DANDINET, s’entêtant.

Non ! non ! non !... je n’ai pas envie de me faire couper deux fois la gorge... parce que ma femme...

ROLAND.

Parce que quoi ?...

DANDINET.

Parce que... rien !...

AMÉLIE.

Parlez, Monsieur !...[47] devant mon frère, que j’accepte pour juge... vous le devez... je le veux !...

DANDINET.

Ah ! c’est comme cela ! vous le voulez ?... vous me provoquez ?... eh bien, soit !... 

À Roland.

Allez-vous-en !...[48]

ROLAND.

Monsieur...

DANDINET.

Non ! restez !... au diable le ridicule.

Il court au secrétaire et en tire le chapeau qu’il apporte sévèrement à Amélie.

Courbez la tête...[49] Femme coupable !...

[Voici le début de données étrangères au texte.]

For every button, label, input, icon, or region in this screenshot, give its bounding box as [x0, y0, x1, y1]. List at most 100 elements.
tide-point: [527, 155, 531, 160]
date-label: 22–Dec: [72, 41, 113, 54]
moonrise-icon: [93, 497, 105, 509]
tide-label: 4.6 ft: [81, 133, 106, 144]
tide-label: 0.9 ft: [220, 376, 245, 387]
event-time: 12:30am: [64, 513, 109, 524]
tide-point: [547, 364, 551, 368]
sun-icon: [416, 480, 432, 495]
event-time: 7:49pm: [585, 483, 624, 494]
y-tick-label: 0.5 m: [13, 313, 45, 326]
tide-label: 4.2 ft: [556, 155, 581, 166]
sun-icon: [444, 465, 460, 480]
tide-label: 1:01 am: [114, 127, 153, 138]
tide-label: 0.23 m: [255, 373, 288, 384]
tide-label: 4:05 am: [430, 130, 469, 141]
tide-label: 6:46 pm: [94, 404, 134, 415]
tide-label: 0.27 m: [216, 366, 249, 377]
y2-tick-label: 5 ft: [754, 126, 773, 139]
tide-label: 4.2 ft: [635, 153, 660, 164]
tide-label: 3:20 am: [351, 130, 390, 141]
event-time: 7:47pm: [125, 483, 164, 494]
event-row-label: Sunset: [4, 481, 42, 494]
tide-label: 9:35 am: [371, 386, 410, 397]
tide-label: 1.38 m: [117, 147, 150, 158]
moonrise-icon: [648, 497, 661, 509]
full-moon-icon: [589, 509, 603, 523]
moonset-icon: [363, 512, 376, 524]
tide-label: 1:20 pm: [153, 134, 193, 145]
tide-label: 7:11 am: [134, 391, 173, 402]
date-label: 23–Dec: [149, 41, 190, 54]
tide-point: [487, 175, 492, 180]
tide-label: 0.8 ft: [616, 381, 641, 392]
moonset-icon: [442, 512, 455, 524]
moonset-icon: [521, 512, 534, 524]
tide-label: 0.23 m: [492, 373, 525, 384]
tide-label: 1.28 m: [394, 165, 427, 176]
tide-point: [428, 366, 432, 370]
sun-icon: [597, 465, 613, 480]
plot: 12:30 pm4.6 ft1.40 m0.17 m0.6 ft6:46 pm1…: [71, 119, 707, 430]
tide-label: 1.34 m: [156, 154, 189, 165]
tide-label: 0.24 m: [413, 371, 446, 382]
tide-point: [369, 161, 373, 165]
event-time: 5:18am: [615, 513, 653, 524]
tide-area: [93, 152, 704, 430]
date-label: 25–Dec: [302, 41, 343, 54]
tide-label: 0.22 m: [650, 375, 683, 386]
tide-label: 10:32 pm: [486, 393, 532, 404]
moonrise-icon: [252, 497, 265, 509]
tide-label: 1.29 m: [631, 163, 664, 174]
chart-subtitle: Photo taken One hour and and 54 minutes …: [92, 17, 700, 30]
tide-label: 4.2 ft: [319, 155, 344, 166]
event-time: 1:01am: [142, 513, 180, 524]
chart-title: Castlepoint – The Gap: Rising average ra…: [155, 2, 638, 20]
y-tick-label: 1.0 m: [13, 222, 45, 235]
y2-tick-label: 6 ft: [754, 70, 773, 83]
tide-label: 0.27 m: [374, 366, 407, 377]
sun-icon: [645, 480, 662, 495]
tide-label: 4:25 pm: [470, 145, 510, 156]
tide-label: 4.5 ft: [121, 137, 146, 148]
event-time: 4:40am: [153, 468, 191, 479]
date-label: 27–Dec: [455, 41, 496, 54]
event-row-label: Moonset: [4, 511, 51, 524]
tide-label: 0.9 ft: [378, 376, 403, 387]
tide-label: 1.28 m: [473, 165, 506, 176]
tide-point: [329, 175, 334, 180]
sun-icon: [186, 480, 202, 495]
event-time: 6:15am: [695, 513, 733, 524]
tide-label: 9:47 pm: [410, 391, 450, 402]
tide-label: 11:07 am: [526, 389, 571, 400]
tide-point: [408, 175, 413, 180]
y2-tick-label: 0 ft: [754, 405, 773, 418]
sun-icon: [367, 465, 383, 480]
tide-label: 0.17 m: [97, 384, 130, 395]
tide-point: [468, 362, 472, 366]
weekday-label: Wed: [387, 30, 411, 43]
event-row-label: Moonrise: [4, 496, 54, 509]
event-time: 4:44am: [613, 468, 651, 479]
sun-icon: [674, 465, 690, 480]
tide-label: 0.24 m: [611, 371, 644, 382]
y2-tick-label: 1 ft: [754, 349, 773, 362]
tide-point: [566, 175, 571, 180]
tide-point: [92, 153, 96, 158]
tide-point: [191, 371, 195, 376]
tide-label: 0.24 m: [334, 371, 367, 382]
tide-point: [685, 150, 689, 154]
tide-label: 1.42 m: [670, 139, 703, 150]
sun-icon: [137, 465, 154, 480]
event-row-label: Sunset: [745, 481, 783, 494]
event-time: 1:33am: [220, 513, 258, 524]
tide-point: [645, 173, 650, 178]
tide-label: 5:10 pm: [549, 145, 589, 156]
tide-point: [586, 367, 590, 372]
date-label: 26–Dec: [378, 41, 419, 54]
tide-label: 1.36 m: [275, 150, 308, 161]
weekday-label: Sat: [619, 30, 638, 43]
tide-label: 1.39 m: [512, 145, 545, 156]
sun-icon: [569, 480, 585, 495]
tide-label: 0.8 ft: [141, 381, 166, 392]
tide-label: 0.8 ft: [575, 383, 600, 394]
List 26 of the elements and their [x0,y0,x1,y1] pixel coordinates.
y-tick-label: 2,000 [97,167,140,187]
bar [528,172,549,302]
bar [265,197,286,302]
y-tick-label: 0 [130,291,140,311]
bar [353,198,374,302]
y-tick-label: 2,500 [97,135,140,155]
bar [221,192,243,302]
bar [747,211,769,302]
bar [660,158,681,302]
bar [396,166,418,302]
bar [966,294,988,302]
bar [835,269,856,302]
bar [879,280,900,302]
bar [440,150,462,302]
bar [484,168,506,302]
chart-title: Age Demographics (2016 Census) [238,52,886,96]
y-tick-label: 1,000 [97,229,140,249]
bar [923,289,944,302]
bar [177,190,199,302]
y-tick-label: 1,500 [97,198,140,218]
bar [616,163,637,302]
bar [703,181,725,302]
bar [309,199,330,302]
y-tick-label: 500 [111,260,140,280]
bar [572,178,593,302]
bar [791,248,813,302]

ROLAND, prenant le chapeau.

Mais je le reconnais... c’est mon chapeau !...

DANDINET et AMÉLIE.

Ah !...

DANDINET.

Hein ! Comment !... c’est donc vous qui ce matin... l’échelle... le piano...

ROLAND, bas.

Chut !... j’allais au-dessus...

DANDINET.

Comment !... chez...

 

 

Scène XXI

 

AMÉLIE, DANDINET, ROLAND, DUCASTEL, puis HÉLÈNE, BASTIEN, et AGATHE[50]

 

BASTIEN, annonçant.

Monsieur Ducastel.

ROLAND, bas.

Silence !... le mari !...

Il remonte au piano.

DANDINET, à part.

Ah ! la bonne figure !...

S’arrêtant court.

Eh bien, voilà que je ris de ça à présent !...

DUCASTEL, très empesé.

Monsieur, j’ai l’honneur de vous rapporter la clef de communication qui sépare nos deux héritages... Madame Ducastel a pensé qu’il était plus convenable de rester chacun dans nos limites.

DANDINET.

Mais tout est arrangé !... ma femme est revenue des eaux.[51]

DUCASTEL.

Comment !... que dites-vous ?...

Saluant.

Ah ! Madame !...

DANDINET.

Amélie !... me pardonneras-tu jamais ?

Amélie lui tend la main après un moment. Il l’embrasse avec effusion.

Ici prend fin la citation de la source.